Thirdly, the ride might be ended by an unexpected complication that the players fail to resolve with some other skill. Say your players successfully disguise themselves with a deception check, but there’s a checkpoint which will require checking papers they don’t have. They decide to sneak past the checkpoint with a stealth check. If that succeeds, the ride continues. If that fails, they get caught and the ride is over.
Not every interruption is an unexpected complication, however. Say your players are disguised as guards on a Zhentarim caravan in order to sneak into a Zhentarim-controlled city despite their history of enmity with that particular faction. They make a successful deception check for the disguise, and the caravan is ambushed by goblins halfway through. After the combat, the deception check continues to ride. The goblin attack hasn’t jeopardized their disguise at all, (they’re disguised as guards) so it’s not a complication, unexpected or otherwise, and they haven’t succeeded, either, so the ride’s not over yet.

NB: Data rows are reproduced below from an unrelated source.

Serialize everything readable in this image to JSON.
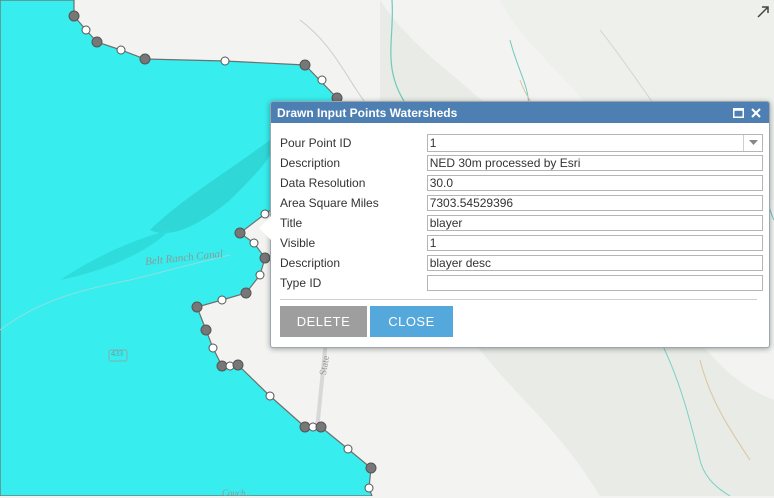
{
  "map": {
    "labels": {
      "canal": "Belt Ranch Canal",
      "route": "433",
      "road": "State",
      "bottom": "Couch..."
    },
    "colors": {
      "watershed": "#37eded",
      "boundary": "#6f6f6f",
      "basemap": "#f3f3f1"
    }
  },
  "popup": {
    "title": "Drawn Input Points Watersheds",
    "fields": [
      {
        "label": "Pour Point ID",
        "value": "1",
        "type": "select"
      },
      {
        "label": "Description",
        "value": "NED 30m processed by Esri"
      },
      {
        "label": "Data Resolution",
        "value": "30.0"
      },
      {
        "label": "Area Square Miles",
        "value": "7303.54529396"
      },
      {
        "label": "Title",
        "value": "blayer"
      },
      {
        "label": "Visible",
        "value": "1"
      },
      {
        "label": "Description",
        "value": "blayer desc"
      },
      {
        "label": "Type ID",
        "value": ""
      }
    ],
    "delete_label": "DELETE",
    "close_label": "CLOSE",
    "colors": {
      "header": "#4d7fb3",
      "delete": "#9e9e9e",
      "close": "#55a8db"
    }
  }
}
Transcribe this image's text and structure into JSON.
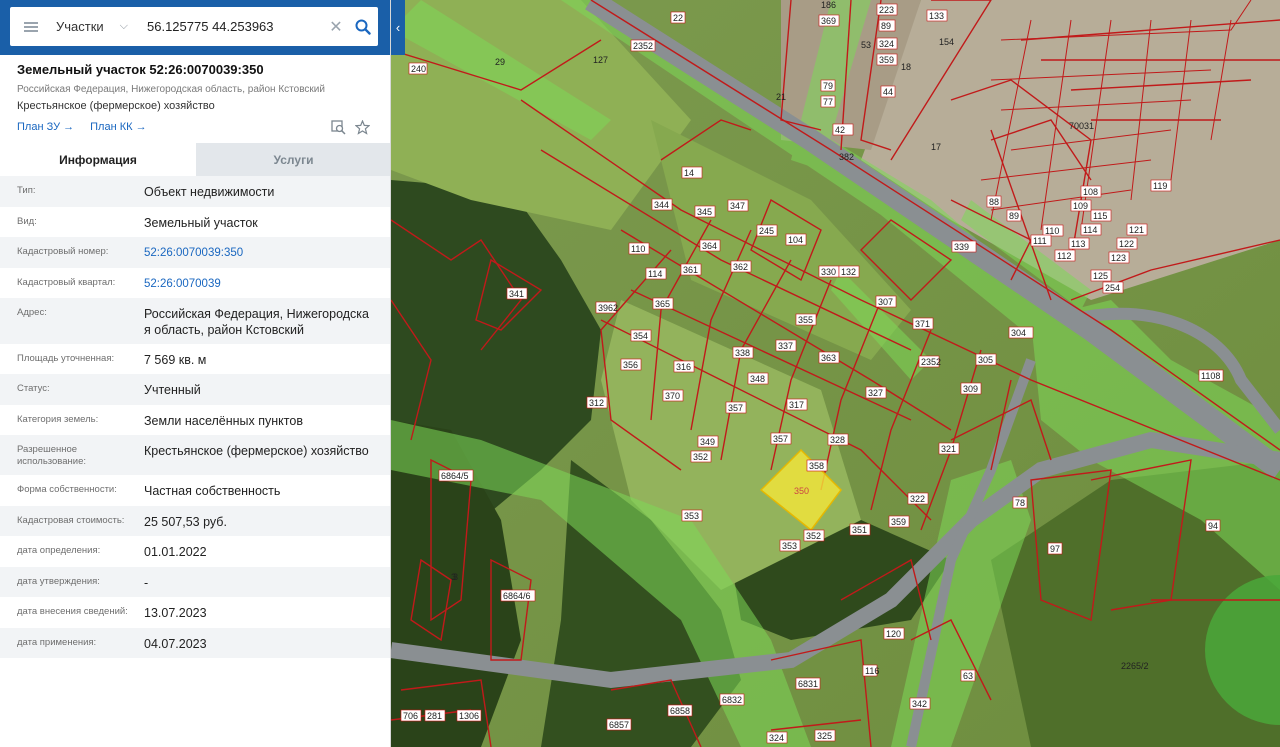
{
  "search": {
    "layer": "Участки",
    "query": "56.125775 44.253963"
  },
  "card": {
    "title": "Земельный участок 52:26:0070039:350",
    "region": "Российская Федерация, Нижегородская область, район Кстовский",
    "use": "Крестьянское (фермерское) хозяйство",
    "links": [
      "План ЗУ →",
      "План КК →"
    ]
  },
  "tabs": [
    "Информация",
    "Услуги"
  ],
  "info": [
    {
      "label": "Тип:",
      "value": "Объект недвижимости"
    },
    {
      "label": "Вид:",
      "value": "Земельный участок"
    },
    {
      "label": "Кадастровый номер:",
      "value": "52:26:0070039:350"
    },
    {
      "label": "Кадастровый квартал:",
      "value": "52:26:0070039"
    },
    {
      "label": "Адрес:",
      "value": "Российская Федерация, Нижегородска я область, район Кстовский"
    },
    {
      "label": "Площадь уточненная:",
      "value": "7 569 кв. м"
    },
    {
      "label": "Статус:",
      "value": "Учтенный"
    },
    {
      "label": "Категория земель:",
      "value": "Земли населённых пунктов"
    },
    {
      "label": "Разрешенное использование:",
      "value": "Крестьянское (фермерское) хозяйство"
    },
    {
      "label": "Форма собственности:",
      "value": "Частная собственность"
    },
    {
      "label": "Кадастровая стоимость:",
      "value": "25 507,53 руб."
    },
    {
      "label": "дата определения:",
      "value": "01.01.2022"
    },
    {
      "label": "дата утверждения:",
      "value": "-"
    },
    {
      "label": "дата внесения сведений:",
      "value": "13.07.2023"
    },
    {
      "label": "дата применения:",
      "value": "04.07.2023"
    }
  ],
  "map_labels": {
    "selected": "350",
    "parcels": [
      "22",
      "2352",
      "29",
      "127",
      "240",
      "186",
      "369",
      "89",
      "324",
      "359",
      "133",
      "223",
      "79",
      "77",
      "44",
      "53",
      "18",
      "154",
      "17",
      "21",
      "42",
      "382",
      "14",
      "344",
      "345",
      "347",
      "245",
      "104",
      "110",
      "364",
      "361",
      "362",
      "330",
      "132",
      "307",
      "114",
      "365",
      "363",
      "339",
      "3962",
      "354",
      "355",
      "337",
      "338",
      "316",
      "356",
      "371",
      "304",
      "2352",
      "305",
      "309",
      "312",
      "370",
      "348",
      "327",
      "357",
      "317",
      "349",
      "357",
      "328",
      "321",
      "352",
      "358",
      "322",
      "78",
      "94",
      "353",
      "351",
      "359",
      "353",
      "352",
      "97",
      "3",
      "120",
      "6831",
      "116",
      "6832",
      "6857",
      "6858",
      "325",
      "324",
      "342",
      "63",
      "2265/2",
      "1108",
      "341",
      "3",
      "6864/5",
      "6864/6",
      "70031",
      "706",
      "281",
      "1306",
      "88",
      "89",
      "110",
      "111",
      "112",
      "113",
      "114",
      "115",
      "108",
      "109",
      "125",
      "254",
      "123",
      "122",
      "121",
      "119"
    ]
  },
  "colors": {
    "header": "#1a5fa8",
    "link": "#1a67c0",
    "parcel_border": "#c11a1a",
    "zone": "#7ed957",
    "selected": "#f5e63a"
  }
}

You might not want to let things ride in the first place in some situations. For example, the players are attempting to pick a series of locks before the guards arrive. If the players can tell that the guards are getting closer or know in advance exactly how many rounds away the guards are, there’s plenty of tension for them even if they’re just making the same roll over and over again. Combat is usually making the same roll over and over again, but the evolving situation still makes things tense. While ordinarily you’d let one lockpicking check ride through the entire set of locks (if not just let them take 20), the countdown clock changes things. Each failure must still have distinct consequences, however. If the countdown is vague to the players, they should be able to estimate how close they are to zero (i.e. “you can hear boots stamping in the distance” followed by “the stamping boots are getting closer” followed by “they’re right around the corner, now,” but not “the stamping boots are getting closer” four times in a row – if you repeat the same or essentially same information over and over, players don’t even have a vague idea of how long it will be before the countdown reaches zero), or else they must know exactly how many rounds they’ve got left on the actual countdown.